The fact of the matter is, it’s very easy (and popular) to make fun of Gary Numan. But he turned out some wonderful and surprisingly diverse music during his (seemingly endless) career. Sure, he’d come out with a new version of Cars every few years, gussied up in the clothes of the moment, hoping to strike gold again, and that’s reason enough to make fun of him. But he was much more than a soulless machine licker. Each album has its sound, and each sound was different, but most people only heard Cars and just assumed that all of his stuff sounded like that. While he did tend to stick to synthesizers (and embarrassingly bad lyrics), he did release a now obscure record called Dance that was so mellow and ambient and undanceable (and which featured the trademark liquid fretless bass of Mick Karn) that it made my short list of best music to make out to (I’d usually put it on after Tina got tired of Roxy Music).
After that summer in the dish room, I moved into the dorm at Interlochen, and I brought my love of Gary Numan with me. By then, I had branched out a bit and bought Replicas, the album which preceded The Pleasure Principle. I was surprised to find Gary’s sonic palette a little richer on this album than on subsequent ones he even makes frequent use of electric guitar, as can be heard on You Are In My Vision. Although, to his credit, it does sound like the guitar was played by a robot and a particularly soulless one at that. The song is nothing spectacular terrible lyrics badly sung to an irritatingly simplistic arrangement. And it does contain one of the worst meter fudges I’ve heard a singer make. Partway through, Gary sings “far too many people for a quite night with myself, oh, I could be anyone tonight”. The meter and rhythm of the song favor him accenting MYself instead of mySELF, but it’s a pretty minor thing. Far worse is the way he ends up singing “I could be aNYone tonight”. It’s so forced and disorienting that for a long time I thought he was singing “I could be a knee one tonight.” I figured it was some obscure British slang (“oi, he’s a really knee one, guv’nor”) or just another of Gary’s awkward images (“remember I was vapour”, "my mirrors tarnished with ‘no help’”, “we’re dreams in cold storage”, take your pick), until I realized it was just heroically bad phrasing.
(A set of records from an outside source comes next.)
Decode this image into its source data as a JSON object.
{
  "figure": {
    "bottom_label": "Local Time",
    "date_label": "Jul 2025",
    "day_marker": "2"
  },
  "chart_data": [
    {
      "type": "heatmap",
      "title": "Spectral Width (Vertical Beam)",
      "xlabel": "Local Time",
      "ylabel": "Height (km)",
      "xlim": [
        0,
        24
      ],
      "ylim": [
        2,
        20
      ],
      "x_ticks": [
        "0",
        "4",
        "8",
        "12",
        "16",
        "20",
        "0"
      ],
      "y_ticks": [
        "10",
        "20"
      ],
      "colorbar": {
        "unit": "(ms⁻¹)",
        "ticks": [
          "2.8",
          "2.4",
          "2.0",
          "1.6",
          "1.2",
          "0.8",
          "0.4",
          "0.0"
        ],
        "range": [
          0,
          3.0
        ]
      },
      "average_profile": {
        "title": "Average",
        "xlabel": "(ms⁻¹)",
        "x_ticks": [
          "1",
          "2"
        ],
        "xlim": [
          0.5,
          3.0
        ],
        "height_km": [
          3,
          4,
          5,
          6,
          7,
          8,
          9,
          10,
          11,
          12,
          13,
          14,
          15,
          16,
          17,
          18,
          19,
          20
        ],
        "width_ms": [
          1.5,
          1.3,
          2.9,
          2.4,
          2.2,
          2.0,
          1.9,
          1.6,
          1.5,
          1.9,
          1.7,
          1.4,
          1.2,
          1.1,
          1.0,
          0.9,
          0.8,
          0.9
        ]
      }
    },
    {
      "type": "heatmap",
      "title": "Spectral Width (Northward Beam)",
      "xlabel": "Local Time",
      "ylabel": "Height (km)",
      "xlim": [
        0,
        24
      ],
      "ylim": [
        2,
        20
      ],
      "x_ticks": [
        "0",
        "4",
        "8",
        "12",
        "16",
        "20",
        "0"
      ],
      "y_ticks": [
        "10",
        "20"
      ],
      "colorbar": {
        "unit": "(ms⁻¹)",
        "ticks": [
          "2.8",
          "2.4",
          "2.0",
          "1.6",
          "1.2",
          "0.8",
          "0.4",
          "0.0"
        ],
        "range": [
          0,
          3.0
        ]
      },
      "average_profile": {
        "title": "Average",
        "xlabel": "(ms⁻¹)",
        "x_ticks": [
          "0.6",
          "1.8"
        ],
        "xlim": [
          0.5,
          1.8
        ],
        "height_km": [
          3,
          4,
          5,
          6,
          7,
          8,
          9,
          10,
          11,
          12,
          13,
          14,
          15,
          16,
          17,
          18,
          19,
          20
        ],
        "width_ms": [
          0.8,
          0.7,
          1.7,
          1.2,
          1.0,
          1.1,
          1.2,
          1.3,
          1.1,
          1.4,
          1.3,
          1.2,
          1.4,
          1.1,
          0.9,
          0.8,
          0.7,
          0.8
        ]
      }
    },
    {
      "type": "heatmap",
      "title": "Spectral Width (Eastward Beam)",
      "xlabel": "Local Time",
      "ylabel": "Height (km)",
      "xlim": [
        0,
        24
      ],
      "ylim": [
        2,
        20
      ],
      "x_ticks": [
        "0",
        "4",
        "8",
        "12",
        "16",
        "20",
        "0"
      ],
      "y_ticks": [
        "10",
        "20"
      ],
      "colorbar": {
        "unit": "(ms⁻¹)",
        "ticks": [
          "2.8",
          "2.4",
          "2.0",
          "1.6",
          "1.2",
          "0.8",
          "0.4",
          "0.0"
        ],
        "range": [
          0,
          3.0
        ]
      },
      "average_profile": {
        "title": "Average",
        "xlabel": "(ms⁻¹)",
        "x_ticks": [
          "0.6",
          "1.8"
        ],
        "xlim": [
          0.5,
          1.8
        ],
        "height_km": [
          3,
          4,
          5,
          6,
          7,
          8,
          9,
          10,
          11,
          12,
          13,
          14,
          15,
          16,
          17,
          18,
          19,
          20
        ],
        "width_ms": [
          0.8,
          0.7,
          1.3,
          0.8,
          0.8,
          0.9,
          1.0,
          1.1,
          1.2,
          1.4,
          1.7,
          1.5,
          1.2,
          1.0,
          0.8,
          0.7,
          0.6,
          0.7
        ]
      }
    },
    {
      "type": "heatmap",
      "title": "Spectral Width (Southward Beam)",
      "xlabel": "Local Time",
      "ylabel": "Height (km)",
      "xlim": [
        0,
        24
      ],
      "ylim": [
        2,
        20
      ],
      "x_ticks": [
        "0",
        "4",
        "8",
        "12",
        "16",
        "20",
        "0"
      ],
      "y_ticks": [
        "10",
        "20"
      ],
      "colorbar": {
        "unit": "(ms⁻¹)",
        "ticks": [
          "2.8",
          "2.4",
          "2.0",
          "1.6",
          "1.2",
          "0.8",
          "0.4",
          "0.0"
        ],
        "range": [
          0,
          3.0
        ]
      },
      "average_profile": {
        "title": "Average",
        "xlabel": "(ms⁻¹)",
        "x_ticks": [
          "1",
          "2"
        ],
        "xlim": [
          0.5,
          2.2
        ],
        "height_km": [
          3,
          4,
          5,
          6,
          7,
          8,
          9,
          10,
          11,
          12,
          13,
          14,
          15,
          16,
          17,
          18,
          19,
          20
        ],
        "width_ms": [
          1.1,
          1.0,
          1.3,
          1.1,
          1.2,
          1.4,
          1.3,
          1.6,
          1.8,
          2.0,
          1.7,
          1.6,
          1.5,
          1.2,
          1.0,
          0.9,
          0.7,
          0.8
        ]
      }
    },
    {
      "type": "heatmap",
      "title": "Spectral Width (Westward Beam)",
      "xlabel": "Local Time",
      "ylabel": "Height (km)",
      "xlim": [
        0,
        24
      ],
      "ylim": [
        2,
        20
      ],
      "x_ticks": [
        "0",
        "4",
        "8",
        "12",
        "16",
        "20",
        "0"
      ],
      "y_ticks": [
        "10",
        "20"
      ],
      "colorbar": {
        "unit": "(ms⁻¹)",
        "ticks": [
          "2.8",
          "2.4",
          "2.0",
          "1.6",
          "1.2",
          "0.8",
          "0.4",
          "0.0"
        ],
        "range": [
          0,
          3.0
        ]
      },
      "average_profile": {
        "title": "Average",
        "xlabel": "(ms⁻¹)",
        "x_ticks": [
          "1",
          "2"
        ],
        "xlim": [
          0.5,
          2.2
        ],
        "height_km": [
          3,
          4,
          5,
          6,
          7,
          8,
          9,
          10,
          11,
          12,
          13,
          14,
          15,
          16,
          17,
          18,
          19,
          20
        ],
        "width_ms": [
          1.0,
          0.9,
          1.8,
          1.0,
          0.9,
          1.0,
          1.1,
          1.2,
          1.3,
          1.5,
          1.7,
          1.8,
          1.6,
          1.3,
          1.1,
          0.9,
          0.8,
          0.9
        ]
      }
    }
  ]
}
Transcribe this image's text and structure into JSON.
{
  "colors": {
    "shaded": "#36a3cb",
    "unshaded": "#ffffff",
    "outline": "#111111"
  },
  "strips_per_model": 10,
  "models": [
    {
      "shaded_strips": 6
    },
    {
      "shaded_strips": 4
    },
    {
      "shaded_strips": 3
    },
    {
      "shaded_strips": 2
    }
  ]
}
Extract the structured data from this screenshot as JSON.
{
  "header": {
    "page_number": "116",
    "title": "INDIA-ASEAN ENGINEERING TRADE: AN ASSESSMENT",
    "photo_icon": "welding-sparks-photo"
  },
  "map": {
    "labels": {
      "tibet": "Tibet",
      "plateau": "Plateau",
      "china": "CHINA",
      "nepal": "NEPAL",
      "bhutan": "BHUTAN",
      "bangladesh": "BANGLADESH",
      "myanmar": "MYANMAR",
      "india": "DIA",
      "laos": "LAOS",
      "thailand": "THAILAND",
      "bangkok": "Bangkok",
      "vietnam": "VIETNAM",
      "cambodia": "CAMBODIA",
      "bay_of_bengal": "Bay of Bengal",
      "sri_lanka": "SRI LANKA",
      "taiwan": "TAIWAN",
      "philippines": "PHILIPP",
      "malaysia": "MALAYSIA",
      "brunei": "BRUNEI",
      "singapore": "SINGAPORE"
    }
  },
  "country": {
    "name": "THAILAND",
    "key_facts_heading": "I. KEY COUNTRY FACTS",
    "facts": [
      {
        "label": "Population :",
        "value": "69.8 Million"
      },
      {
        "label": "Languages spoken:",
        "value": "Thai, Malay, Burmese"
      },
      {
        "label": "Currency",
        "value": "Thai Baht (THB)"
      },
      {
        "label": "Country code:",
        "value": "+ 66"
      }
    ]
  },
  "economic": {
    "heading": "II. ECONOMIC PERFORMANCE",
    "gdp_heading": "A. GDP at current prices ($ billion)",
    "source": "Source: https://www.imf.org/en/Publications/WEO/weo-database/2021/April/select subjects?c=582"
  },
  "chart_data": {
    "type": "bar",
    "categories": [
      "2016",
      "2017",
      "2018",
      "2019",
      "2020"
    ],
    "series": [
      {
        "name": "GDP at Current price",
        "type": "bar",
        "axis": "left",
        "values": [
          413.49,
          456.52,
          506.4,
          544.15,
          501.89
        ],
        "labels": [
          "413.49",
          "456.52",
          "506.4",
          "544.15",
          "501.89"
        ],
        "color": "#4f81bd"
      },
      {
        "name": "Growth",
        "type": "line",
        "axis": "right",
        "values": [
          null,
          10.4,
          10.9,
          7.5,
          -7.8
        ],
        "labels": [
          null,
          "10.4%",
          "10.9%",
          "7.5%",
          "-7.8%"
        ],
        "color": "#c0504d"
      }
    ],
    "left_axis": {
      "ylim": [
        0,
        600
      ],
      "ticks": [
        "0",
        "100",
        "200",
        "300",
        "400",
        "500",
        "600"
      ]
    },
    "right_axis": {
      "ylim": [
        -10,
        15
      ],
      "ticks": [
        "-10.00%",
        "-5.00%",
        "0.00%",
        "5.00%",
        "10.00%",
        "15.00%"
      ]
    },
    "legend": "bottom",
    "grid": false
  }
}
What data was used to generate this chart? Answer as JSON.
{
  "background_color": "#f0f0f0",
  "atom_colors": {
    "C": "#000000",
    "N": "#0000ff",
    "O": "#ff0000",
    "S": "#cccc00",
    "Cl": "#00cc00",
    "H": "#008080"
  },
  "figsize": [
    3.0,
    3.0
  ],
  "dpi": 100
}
The real reason this song has risen to the top of my Gary Numan pond is because one day, I was hanging out in the dorm with Eric and Allen while the record played. The chorus came around and, instead of hearing “you are in my vision, I can’t feel my face”, one of them thought he’d said “you are in my vision, you Godzilla face.” We immediately took off from there and changed the lyrics in the chorus to the most disgusting substitutes that we could think of, which in our case ended up being:
You are in my vision, you Godzilla face
You are in my vision, you anal slime
You are in my vision, you butt-fuck breath
and that is how I hear the song every time I play it. Which, admittedly, is not that often.
Years later, I found the ultimate greatest hits package which, surprisingly, fills out two entire CDs. While by no means essential listening for the laymen (Cars will do for most), it does have some interesting oddities. I was disappointed to see that he had included nothing from the Dance album (not even the glorious (but somewhat overinflated) Slowcar to China), but delighted to find a hidden bonus track of a frilly solo piano version of his classic Down in the Park track. There’s also what has to be the worst version of On Broadway ever recorded by anybody anywhere. In fact, it may be the worst cover version of anything ever.